The Oklahoman: U.S. House Republicans ban pet projects as they prepare to take over the majority

Nov 19, 2010
In The News

WASHINGTON — House Republicans approved a ban on special projects known as earmarks on Thursday, and incoming freshman James Lankford said it was a good message to send as the GOP prepares to take over the majority in the House.

Lankford, of Edmond, who was elected this month to succeed Republican Mary Fallin in the U.S. House, said the move to prevent lawmakers from requesting money for roads or other projects back in their districts was important, even though earmarks represent only about 1 percent of the budget.

“It’s significant in its message that every dollar counts,” Lankford said, adding that if Americans can’t trust the way 1 percent of the money is spent, lawmakers won’t have any credibility on the other 99 percent.

The unanimous House vote followed a similar move by Senate Republicans on Tuesday. Sen. Tom Coburn, R-Muskogee, is planning to force a full Senate vote on banning the projects.

Rep. Frank Lucas, R-Cheyenne, said, “Federal spending has gotten completely out of control and has driven this country to historic levels of debt.

“The across-the-board moratorium on earmarks is a first step in the right direction for curing Washington and showing the American people we are serious about curbing spending and decreasing the national debt.”

Rep. Tom Cole, R-Moore, who was critical of the House Republican move to restrict earmarks this year, said Thursday that suspending them “will allow us to focus on bigger debt drivers like entitlement and programmatic spending.”

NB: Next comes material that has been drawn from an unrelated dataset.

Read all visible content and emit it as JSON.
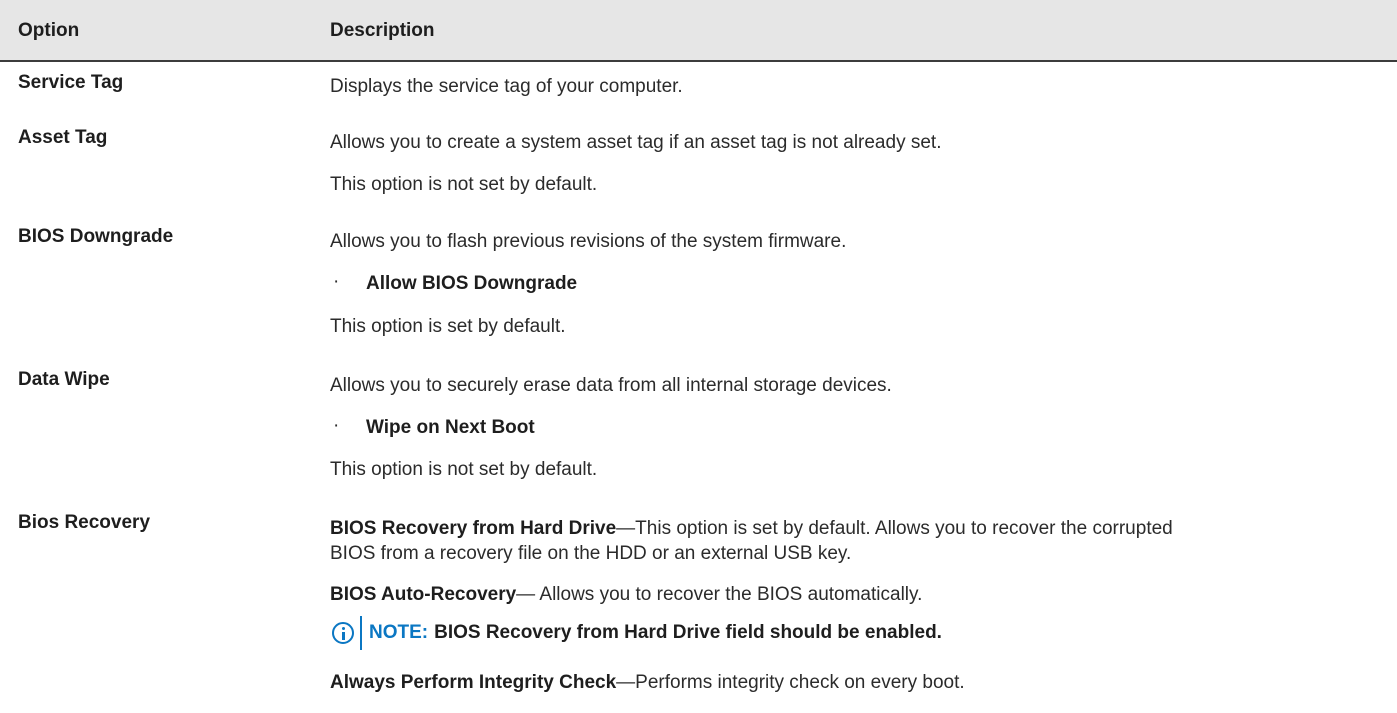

“Although earmarks account for just about 1 percent of federal spending, there are legitimate concerns about the process, and it’s appropriate to take a step back to address those concerns.”

Rep. Dan Boren, D-Muskogee, said Thursday that a Republican ban will effectively mean a House ban next year since the GOP will be in control.

“I think the days of earmarking, at least in the short term, are pretty much over with,” Boren said.

According to Taxpayers for Common Sense, there were 77 Oklahoma earmarks worth $80 million in the previous fiscal year, which ended Sept. 30.

Those earmarks, contained in the annual spending bills, were aimed at a variety of purposes — widening Interstate 35 in Norman, buying buses in Tulsa, funding wheat pasture research at Oklahoma State University, building a water tower in Ada and equipping the Roland Police Department.

Boren and Sen. Jim Inhofe, R-Tulsa, requested projects for the state this year, but disputes over how to fund the government for the next several months may scuttle all of the earmark requests.